Pour l’avènement d’une modernité africaine s’imposent alors, selon nous, les dix exigences suivantes : 1) la prise de conscience de la modernité comme vision endogène ; 2) La postulation de la modernité comme vision d’avenir ; 3) La perception de la modernité comme quête libertaire ; 4) L’affirmation de la modernité comme valorisation du sens critique ; 5) L’énonciation de la modernité comme rupture avec la mystification religieuse ; 6) La valorisation de la modernité comme quête du bien collectif ; 7) La conception  de la modernité comme appropriation du panafricanisme ; 8) La lisibilité de la modernité comme promotion de l’épargne ; 9) L’affirmation de la modernité comme  restauration de la conscience mémorielle et 10) La prise en compte de la modernité comme valorisation de la chaîne générationnelle.

Pour nous la modernité africaine doit pouvoir s’imprégner de ces dix valeurs pour advenir et se perpétuer.

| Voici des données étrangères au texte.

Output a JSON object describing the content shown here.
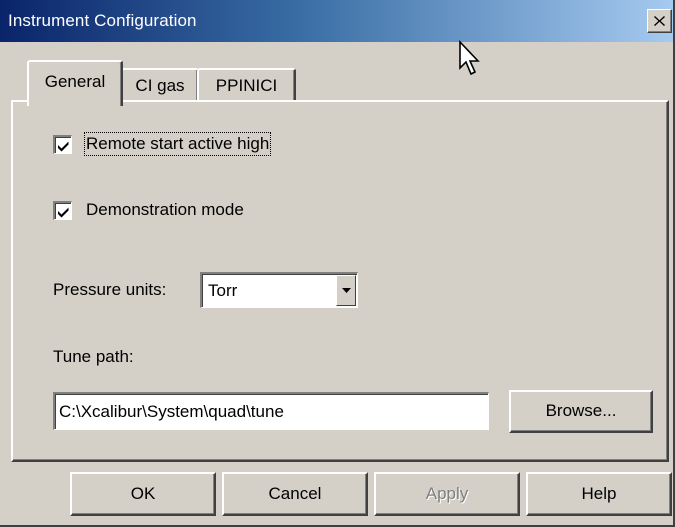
{
  "window": {
    "title": "Instrument Configuration",
    "close_icon": "close-icon"
  },
  "tabs": [
    {
      "label": "General",
      "active": true
    },
    {
      "label": "CI gas",
      "active": false
    },
    {
      "label": "PPINICI",
      "active": false
    }
  ],
  "general": {
    "remote_start": {
      "label": "Remote start active high",
      "checked": true
    },
    "demo_mode": {
      "label": "Demonstration mode",
      "checked": true
    },
    "pressure_units": {
      "label": "Pressure units:",
      "value": "Torr"
    },
    "tune_path": {
      "label": "Tune path:",
      "value": "C:\\Xcalibur\\System\\quad\\tune",
      "browse_label": "Browse..."
    }
  },
  "buttons": {
    "ok": "OK",
    "cancel": "Cancel",
    "apply": "Apply",
    "help": "Help"
  },
  "colors": {
    "title_start": "#0a246a",
    "title_end": "#a6caf0",
    "face": "#d4d0c8"
  }
}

II . Dix  fondamentaux pour une modernité africaine

  1. La modernité comme conception et par conséquent, vision endogène

Si elle est définie comme une conception, c’est parce que la modernité  est un acte d’intériorité. Concevoir est un acte qui procède de l’intimité. La conception porte la marque du sujet qui en est le lieu d’engeance. Il est donc inutile de rappeler que la modernité en tant que conception ne saurait être une réalité d’emprunt. Il est certain qu’une conception se forge toujours à propos d’affects divers, mais une fois adoptée ou forgée, la conception porte la marque de celui qui la possède. Avoir une conception  c’est présenter une vision particulière du réel, une approche des choses qui nous est rattachable. L’éventualité d’une convergence de conceptions n’exclut pas le caractère personnel de la conception.  Bien que tous les fleuves se jettent à la mer, les fleuves n’en ont pas moins leur originalité.  Mais si la modernité est une conception, elle reste aussi, l’avons-nous dit dans une inévitable relation à l’avenir.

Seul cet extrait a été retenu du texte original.